Announcing: worklog-tools, for automating tedious CV activities
2014 February 5
There are a lot of annoyances surrounding academic CV’s. Making a document that looks nice, for one. Maintaining different versions of the same information — short and full CV’s, PDF and HTML formats. Remembering how you’ve categorized your talks and publications so that you know where to file the latest one.
For me, one of the great frustrations has been that a CV is full of useful information, but that information is locked up in a format that’s impossible to do anything useful with — besides generate a CV. I’d like to collect citation statistics for my publications, and my CV contains the needed list of references, but I can’t pull them out for automatic processing. Likewise for things like previously-awarded NSF grants (hypothetically …) and lists of collaborators in the past N years. Some of these things are just interesting to know, and others are needed by agencies and employers.
Well, problem solved. Enter worklog-tools.
Based on the issues I’ve mentioned above, I feel like it’s pretty clear what you want to do: log CV-type activities — your academic output — in some kind of simple data format, and populate some kind of LaTeX template with information from the log. While we’re at it, there’s no need to restrict ourselves to LaTeX — we can also fill in an HTML template for slick, web- native versions of the same information.

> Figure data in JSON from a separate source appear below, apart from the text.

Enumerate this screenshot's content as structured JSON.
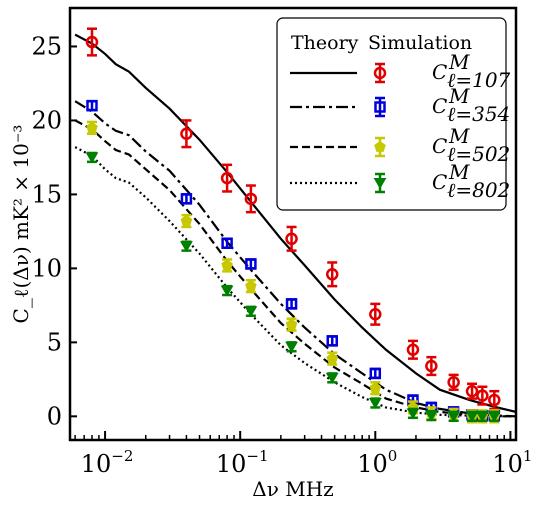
{
  "chart_data": {
    "type": "line",
    "xscale": "log",
    "xlabel": "Δν MHz",
    "ylabel": "C_ℓ(Δν) mK² × 10⁻³",
    "xlim": [
      0.0055,
      11
    ],
    "ylim": [
      -1.6,
      27.6
    ],
    "grid": false,
    "legend_placement": "top-right",
    "legend_headers": [
      "Theory",
      "Simulation"
    ],
    "y_ticks": [
      0,
      5,
      10,
      15,
      20,
      25
    ],
    "x_ticks": [
      0.01,
      0.1,
      1,
      10
    ],
    "x_tick_labels": [
      {
        "base": "10",
        "exp": "−2"
      },
      {
        "base": "10",
        "exp": "−1"
      },
      {
        "base": "10",
        "exp": "0"
      },
      {
        "base": "10",
        "exp": "1"
      }
    ],
    "theory": [
      {
        "name": "ℓ=107",
        "color": "#000000",
        "dash": "solid",
        "x": [
          0.006,
          0.008,
          0.01,
          0.012,
          0.015,
          0.02,
          0.03,
          0.05,
          0.08,
          0.12,
          0.2,
          0.3,
          0.5,
          0.8,
          1.2,
          2,
          3,
          5,
          8,
          11
        ],
        "y": [
          25.8,
          25.2,
          24.5,
          23.8,
          23.3,
          22.2,
          20.8,
          18.7,
          16.5,
          14.5,
          12.0,
          10.2,
          7.9,
          6.0,
          4.5,
          2.9,
          1.8,
          1.1,
          0.6,
          0.3
        ]
      },
      {
        "name": "ℓ=354",
        "color": "#000000",
        "dash": "dashdot",
        "x": [
          0.006,
          0.008,
          0.01,
          0.012,
          0.015,
          0.02,
          0.03,
          0.05,
          0.08,
          0.12,
          0.2,
          0.3,
          0.5,
          0.8,
          1.2,
          2,
          3,
          5,
          8,
          11
        ],
        "y": [
          21.3,
          20.6,
          19.8,
          19.3,
          19.0,
          17.9,
          16.6,
          14.3,
          11.8,
          9.9,
          7.6,
          6.0,
          4.2,
          2.9,
          1.8,
          0.9,
          0.5,
          0.2,
          0.05,
          0.0
        ]
      },
      {
        "name": "ℓ=502",
        "color": "#000000",
        "dash": "dashed",
        "x": [
          0.006,
          0.008,
          0.01,
          0.012,
          0.015,
          0.02,
          0.03,
          0.05,
          0.08,
          0.12,
          0.2,
          0.3,
          0.5,
          0.8,
          1.2,
          2,
          3,
          5,
          8,
          11
        ],
        "y": [
          20.0,
          19.4,
          18.6,
          18.0,
          17.7,
          16.7,
          15.3,
          13.0,
          10.5,
          8.6,
          6.3,
          4.9,
          3.3,
          2.2,
          1.2,
          0.6,
          0.3,
          0.1,
          0.0,
          0.0
        ]
      },
      {
        "name": "ℓ=802",
        "color": "#000000",
        "dash": "dotted",
        "x": [
          0.006,
          0.008,
          0.01,
          0.012,
          0.015,
          0.02,
          0.03,
          0.05,
          0.08,
          0.12,
          0.2,
          0.3,
          0.5,
          0.8,
          1.2,
          2,
          3,
          5,
          8,
          11
        ],
        "y": [
          18.2,
          17.6,
          16.7,
          16.1,
          15.8,
          14.8,
          13.2,
          11.0,
          8.7,
          6.9,
          4.8,
          3.6,
          2.3,
          1.3,
          0.6,
          0.25,
          0.1,
          0.05,
          0.0,
          0.0
        ]
      }
    ],
    "simulation": [
      {
        "name": "ℓ=107",
        "color": "#e00000",
        "marker": "circle",
        "x": [
          0.008,
          0.04,
          0.08,
          0.12,
          0.24,
          0.48,
          1.0,
          1.9,
          2.6,
          3.8,
          5.2,
          6.2,
          7.6
        ],
        "y": [
          25.3,
          19.1,
          16.1,
          14.7,
          12.0,
          9.6,
          6.9,
          4.5,
          3.4,
          2.3,
          1.7,
          1.4,
          1.1
        ],
        "err": [
          0.9,
          0.9,
          0.9,
          0.9,
          0.8,
          0.8,
          0.7,
          0.6,
          0.6,
          0.5,
          0.5,
          0.6,
          0.6
        ]
      },
      {
        "name": "ℓ=354",
        "color": "#0000dd",
        "marker": "square",
        "x": [
          0.008,
          0.04,
          0.08,
          0.12,
          0.24,
          0.48,
          1.0,
          1.9,
          2.6,
          3.8,
          5.2,
          6.2,
          7.6
        ],
        "y": [
          21.0,
          14.7,
          11.7,
          10.3,
          7.6,
          5.1,
          2.9,
          1.1,
          0.6,
          0.3,
          0.1,
          0.05,
          0.05
        ],
        "err": [
          0.3,
          0.3,
          0.3,
          0.3,
          0.3,
          0.3,
          0.3,
          0.3,
          0.3,
          0.3,
          0.3,
          0.3,
          0.3
        ]
      },
      {
        "name": "ℓ=502",
        "color": "#c8c800",
        "marker": "pentagon",
        "x": [
          0.008,
          0.04,
          0.08,
          0.12,
          0.24,
          0.48,
          1.0,
          1.9,
          2.6,
          3.8,
          5.2,
          6.2,
          7.6
        ],
        "y": [
          19.5,
          13.2,
          10.2,
          8.8,
          6.2,
          3.9,
          1.9,
          0.6,
          0.2,
          0.1,
          0.0,
          0.0,
          0.0
        ],
        "err": [
          0.4,
          0.4,
          0.4,
          0.4,
          0.4,
          0.4,
          0.4,
          0.4,
          0.4,
          0.4,
          0.4,
          0.4,
          0.4
        ]
      },
      {
        "name": "ℓ=802",
        "color": "#008000",
        "marker": "triangle-down",
        "x": [
          0.008,
          0.04,
          0.08,
          0.12,
          0.24,
          0.48,
          1.0,
          1.9,
          2.6,
          3.8,
          5.2,
          6.2,
          7.6
        ],
        "y": [
          17.5,
          11.5,
          8.5,
          7.1,
          4.7,
          2.6,
          0.9,
          0.2,
          0.05,
          0.0,
          0.0,
          0.0,
          0.0
        ],
        "err": [
          0.3,
          0.3,
          0.3,
          0.3,
          0.3,
          0.3,
          0.3,
          0.3,
          0.3,
          0.3,
          0.3,
          0.3,
          0.3
        ]
      }
    ],
    "legend_entries": [
      "ℓ=107",
      "ℓ=354",
      "ℓ=502",
      "ℓ=802"
    ]
  }
}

I’ve actually gone and done this. There are a lot of ways you could implement things, but here’s what I do:
-
I log activities in a series of records in simple “INI format” files named
2011.txt
,2012.txt
, etc. -
Special hooks for publication records tie in to ADS to fetch citation information and compute things like h-indices.
-
A simple command- line tool fills in templates using information from these files, in the form of either arbitrary data from the raw records, or more specialized derived data like citation statistics.
Two components of this system are data — the log files and the templates. One component is software — the glue that derives things and fills in the templates. The worklog- tools are that software. They come with example data so you can see how they work in practice.
As is often the case, most of the work in this project involved making the system less complicated. I also spent a lot of time documenting the final design. Finally, I also worked to put together some LaTeX templates that I think are quite nice — you can judge the results for yourself.
Is any of this relevant to you? Yes! I sincerely think this system is straightforward enough that normal people would want to use it. A tiny bit of Python hacking is needed for certain kinds of changes, but the code is very simple. I think my templates are pretty nice — and I’m happy for people to use them. (If nothing else, you might learn some nice LaTeX tricks.) Finally, I think the value-add of being able to do things like collect citation statistics is pretty nice — and of course, you can build on this system to do whatever “career analytics” you want. For instance, I log all of my submitted proposals, so I can compute success rates, total time allocated, and so on.
The README on GitHub has many more details, including instructions about how to get started if you want to give it a try. I hope you enjoy!
By the way: INI format is highly underrated as a simple data format. It’s almost as underrated as XML is overrated.
By the way #2: Of course, nothing in this system makes it specific to CV’s — with different templates and log files, you can insert structured data into any kind of document.
By the way #3: Patches and pull requests are welcome! There are a zillion features that could be added.
By the way #4: A lot of this work was probably motivated by the fact that my name isn’t very ADS-able — a search for P Williams pulls in way too many hits, and though I can’t get a search for exactly PKG Williams to work, I have a fair number of publications without the middle initials.